Electron diffraction exploits the ~10⁴× stronger scattering power of electrons versus X-rays, permitting high-fidelity diffraction from crystals orders of magnitude smaller than those required for SC-XRD. However, dynamical scattering effects necessitate specialized data processing protocols—fully implemented in ED-1’s software stack.
Can the ED-1 handle beam-sensitive organic compounds?

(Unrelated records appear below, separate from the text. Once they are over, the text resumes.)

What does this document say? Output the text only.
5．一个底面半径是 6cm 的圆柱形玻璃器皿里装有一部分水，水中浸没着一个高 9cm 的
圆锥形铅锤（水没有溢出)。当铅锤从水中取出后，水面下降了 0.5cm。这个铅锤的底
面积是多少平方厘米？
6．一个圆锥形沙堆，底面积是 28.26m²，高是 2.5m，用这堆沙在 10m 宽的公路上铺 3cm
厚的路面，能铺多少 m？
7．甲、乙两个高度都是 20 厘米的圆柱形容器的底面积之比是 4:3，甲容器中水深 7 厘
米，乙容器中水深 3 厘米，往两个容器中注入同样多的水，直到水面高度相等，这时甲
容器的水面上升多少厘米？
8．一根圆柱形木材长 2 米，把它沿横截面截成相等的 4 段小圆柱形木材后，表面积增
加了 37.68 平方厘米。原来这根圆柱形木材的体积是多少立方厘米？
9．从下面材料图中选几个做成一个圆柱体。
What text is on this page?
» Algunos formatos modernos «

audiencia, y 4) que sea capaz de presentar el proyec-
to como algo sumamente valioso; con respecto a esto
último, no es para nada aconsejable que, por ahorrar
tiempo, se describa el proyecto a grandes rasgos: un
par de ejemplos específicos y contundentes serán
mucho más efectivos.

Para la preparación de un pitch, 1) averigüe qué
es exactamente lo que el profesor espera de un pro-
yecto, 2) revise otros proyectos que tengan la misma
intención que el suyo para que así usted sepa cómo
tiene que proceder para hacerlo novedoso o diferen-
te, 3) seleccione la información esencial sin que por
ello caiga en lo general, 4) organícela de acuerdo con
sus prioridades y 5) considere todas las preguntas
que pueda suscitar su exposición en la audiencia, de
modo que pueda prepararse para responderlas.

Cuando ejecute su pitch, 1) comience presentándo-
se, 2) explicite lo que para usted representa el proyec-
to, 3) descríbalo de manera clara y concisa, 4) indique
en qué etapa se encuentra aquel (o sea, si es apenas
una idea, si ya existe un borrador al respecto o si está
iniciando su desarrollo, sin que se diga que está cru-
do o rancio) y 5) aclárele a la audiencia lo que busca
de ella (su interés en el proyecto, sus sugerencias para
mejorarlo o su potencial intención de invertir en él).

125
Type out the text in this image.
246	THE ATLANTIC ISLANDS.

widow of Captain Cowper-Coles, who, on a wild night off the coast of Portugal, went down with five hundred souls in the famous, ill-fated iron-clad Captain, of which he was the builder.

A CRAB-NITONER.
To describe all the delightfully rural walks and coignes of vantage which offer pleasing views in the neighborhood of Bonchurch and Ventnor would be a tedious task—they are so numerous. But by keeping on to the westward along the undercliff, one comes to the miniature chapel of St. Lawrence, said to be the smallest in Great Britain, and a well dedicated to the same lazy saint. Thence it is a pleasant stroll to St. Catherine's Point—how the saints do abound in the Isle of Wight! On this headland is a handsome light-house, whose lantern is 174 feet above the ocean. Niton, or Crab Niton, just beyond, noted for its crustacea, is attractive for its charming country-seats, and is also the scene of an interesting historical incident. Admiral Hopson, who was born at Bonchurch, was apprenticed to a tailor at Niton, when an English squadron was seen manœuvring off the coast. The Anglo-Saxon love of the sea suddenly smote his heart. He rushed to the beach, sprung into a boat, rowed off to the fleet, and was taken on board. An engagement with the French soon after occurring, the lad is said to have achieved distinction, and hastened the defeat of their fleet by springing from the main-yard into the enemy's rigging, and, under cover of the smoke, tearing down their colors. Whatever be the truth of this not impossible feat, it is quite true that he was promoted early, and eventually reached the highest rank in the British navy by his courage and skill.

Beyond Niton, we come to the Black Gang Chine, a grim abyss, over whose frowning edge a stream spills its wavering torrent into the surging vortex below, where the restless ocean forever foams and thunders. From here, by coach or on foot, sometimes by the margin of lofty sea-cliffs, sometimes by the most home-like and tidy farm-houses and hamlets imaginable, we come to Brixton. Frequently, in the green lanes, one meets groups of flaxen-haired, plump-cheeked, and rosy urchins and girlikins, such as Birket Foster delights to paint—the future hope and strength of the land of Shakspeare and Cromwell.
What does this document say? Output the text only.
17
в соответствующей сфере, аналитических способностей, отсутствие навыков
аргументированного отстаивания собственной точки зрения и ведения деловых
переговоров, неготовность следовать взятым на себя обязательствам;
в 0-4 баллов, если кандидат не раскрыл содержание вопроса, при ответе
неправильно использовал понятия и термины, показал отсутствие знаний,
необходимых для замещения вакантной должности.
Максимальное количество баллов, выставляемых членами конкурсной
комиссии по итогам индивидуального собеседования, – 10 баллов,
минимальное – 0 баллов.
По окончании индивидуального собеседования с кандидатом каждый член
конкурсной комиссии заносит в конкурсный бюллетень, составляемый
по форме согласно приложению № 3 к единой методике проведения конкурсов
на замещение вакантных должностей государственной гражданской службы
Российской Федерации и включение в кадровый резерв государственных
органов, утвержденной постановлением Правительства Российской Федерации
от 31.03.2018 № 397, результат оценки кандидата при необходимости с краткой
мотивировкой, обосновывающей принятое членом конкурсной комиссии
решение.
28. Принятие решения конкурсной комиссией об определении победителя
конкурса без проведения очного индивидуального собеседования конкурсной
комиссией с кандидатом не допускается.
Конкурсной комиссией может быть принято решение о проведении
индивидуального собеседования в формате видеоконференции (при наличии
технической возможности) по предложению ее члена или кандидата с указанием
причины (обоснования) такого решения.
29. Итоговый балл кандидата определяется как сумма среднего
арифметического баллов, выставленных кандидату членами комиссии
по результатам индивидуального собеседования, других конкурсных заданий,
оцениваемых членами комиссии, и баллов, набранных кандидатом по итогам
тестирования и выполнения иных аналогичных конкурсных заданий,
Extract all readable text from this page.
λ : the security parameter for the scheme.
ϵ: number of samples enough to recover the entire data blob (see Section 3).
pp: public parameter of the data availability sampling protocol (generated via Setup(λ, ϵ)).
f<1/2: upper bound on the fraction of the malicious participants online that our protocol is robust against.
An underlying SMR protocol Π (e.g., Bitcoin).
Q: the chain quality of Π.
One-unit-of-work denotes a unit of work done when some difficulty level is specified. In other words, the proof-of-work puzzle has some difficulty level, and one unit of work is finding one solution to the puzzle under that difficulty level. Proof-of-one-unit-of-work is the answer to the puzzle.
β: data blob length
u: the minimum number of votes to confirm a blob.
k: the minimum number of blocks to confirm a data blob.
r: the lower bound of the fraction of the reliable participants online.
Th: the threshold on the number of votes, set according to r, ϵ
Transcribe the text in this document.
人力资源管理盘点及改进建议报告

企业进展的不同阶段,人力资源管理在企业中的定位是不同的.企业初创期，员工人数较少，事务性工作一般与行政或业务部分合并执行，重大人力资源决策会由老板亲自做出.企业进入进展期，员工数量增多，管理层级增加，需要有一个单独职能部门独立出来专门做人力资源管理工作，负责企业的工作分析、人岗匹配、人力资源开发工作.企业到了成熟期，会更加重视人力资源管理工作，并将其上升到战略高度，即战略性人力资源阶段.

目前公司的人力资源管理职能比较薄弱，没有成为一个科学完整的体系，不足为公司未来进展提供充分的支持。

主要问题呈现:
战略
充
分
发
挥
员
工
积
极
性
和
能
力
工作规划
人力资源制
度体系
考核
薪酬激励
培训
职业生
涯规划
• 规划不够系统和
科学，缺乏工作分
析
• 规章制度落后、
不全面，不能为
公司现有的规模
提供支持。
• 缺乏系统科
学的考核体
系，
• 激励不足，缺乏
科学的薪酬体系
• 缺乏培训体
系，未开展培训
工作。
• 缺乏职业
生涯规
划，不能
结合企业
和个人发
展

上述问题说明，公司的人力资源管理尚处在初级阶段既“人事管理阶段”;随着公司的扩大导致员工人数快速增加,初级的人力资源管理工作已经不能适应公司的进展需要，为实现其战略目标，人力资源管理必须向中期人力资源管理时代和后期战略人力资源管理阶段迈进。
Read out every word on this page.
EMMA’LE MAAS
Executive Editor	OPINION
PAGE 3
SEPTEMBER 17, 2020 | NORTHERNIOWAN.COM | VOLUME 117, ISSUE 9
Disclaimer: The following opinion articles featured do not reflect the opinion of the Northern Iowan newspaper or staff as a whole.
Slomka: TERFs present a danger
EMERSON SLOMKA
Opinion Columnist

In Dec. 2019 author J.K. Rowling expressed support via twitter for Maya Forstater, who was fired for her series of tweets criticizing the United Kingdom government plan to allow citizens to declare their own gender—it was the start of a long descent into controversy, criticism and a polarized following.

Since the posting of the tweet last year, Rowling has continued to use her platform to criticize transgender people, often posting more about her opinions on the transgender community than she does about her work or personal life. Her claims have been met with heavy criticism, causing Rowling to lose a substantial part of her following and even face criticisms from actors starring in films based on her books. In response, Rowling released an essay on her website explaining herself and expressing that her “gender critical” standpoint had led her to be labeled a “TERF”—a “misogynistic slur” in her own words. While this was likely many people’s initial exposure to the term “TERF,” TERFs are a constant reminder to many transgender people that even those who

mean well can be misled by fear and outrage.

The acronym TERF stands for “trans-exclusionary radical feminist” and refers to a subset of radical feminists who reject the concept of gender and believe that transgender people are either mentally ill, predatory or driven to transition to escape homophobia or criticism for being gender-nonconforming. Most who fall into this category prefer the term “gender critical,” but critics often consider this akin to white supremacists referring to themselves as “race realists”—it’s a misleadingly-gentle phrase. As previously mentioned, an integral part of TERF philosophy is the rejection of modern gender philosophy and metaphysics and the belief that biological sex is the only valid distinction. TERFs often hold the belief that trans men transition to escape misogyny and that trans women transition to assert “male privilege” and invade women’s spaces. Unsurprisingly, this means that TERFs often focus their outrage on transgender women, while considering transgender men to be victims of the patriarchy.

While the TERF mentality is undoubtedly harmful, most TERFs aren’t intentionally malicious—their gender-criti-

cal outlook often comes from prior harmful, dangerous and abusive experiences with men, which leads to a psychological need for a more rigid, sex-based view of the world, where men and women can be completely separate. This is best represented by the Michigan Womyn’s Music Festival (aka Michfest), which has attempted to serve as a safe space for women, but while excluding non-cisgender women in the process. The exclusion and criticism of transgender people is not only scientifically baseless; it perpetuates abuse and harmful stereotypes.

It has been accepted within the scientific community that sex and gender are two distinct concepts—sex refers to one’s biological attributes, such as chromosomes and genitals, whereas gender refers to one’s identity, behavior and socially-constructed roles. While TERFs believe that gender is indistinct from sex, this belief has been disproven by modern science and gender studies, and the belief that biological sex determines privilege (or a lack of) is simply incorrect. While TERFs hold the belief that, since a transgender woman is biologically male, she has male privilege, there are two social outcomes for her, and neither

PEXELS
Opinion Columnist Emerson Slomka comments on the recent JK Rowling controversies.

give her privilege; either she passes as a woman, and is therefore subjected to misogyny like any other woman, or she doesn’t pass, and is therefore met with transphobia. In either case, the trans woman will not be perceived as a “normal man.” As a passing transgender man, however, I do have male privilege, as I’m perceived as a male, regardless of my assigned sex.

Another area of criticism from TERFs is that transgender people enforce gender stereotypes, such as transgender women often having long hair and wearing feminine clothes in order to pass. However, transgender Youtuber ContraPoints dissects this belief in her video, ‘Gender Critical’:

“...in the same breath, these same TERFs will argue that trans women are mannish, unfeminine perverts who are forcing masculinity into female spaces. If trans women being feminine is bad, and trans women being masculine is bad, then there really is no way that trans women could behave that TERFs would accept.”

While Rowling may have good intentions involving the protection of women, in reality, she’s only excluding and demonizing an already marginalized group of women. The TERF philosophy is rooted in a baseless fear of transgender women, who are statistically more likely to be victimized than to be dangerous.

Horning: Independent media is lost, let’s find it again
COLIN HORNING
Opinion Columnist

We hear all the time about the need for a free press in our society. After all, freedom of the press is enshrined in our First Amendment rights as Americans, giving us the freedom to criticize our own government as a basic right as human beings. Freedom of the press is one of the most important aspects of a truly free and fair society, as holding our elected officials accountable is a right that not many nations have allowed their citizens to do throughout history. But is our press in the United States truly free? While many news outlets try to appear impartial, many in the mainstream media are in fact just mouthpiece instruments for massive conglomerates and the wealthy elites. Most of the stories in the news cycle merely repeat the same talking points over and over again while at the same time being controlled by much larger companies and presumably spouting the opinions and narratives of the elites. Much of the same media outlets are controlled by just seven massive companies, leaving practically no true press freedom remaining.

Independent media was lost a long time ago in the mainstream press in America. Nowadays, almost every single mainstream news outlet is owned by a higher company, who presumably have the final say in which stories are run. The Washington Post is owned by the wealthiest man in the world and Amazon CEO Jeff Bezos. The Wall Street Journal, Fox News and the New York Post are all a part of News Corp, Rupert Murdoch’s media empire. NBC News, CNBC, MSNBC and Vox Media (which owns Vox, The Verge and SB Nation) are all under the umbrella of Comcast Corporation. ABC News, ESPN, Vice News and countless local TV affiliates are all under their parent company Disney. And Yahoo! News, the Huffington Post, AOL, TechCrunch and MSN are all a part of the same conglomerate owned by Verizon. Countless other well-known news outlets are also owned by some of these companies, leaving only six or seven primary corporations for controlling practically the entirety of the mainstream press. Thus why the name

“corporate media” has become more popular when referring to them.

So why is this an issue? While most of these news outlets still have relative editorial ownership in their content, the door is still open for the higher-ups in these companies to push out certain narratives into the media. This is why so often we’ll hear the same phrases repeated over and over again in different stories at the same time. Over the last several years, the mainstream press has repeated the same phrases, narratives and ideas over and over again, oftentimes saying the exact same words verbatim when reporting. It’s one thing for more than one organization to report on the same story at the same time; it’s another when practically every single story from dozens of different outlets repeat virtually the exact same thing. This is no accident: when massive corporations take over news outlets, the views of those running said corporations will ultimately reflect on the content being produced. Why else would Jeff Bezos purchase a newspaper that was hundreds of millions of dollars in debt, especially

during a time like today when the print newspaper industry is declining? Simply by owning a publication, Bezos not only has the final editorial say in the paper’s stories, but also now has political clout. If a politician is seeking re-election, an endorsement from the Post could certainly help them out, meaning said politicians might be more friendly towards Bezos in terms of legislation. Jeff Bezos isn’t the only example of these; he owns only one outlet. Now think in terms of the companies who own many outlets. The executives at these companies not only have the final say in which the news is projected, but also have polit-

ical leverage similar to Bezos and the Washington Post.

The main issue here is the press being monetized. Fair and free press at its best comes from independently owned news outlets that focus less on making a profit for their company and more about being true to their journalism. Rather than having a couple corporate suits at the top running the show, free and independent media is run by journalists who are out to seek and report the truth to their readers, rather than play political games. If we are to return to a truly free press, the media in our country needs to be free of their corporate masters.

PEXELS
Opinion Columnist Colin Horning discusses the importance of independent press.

Yes. The 160 keV beam, combined with dose fractionation and rapid data acquisition (<5 minutes per dataset), preserves molecular integrity while delivering interpretable diffraction intensities—even for fragile pharmaceuticals and porphyrinoids.
Is cryogenic operation supported?

The octagonal chamber architecture permits integration of a liquid-nitrogen-cooled stage (optional), enabling data collection at 100 K to mitigate radiation damage and improve signal-to-noise ratios for volatile or thermally labile samples.
What crystallographic software formats are natively supported?

ED-1 outputs standard .mtz files compliant with CCP4 conventions, along with .hkl and .ins files directly readable by SHELX, Olex2, and Phenix. Integration with CSD (Cambridge Structural Database) search and validation tools is also enabled.
Does the system require TEM expertise to operate?

No. ED-1 abstracts TEM-specific complexities through automated alignment routines and guided workflows. Operators with foundational crystallography training—not electron microscopy certification—can achieve reliable results after standardized qualification.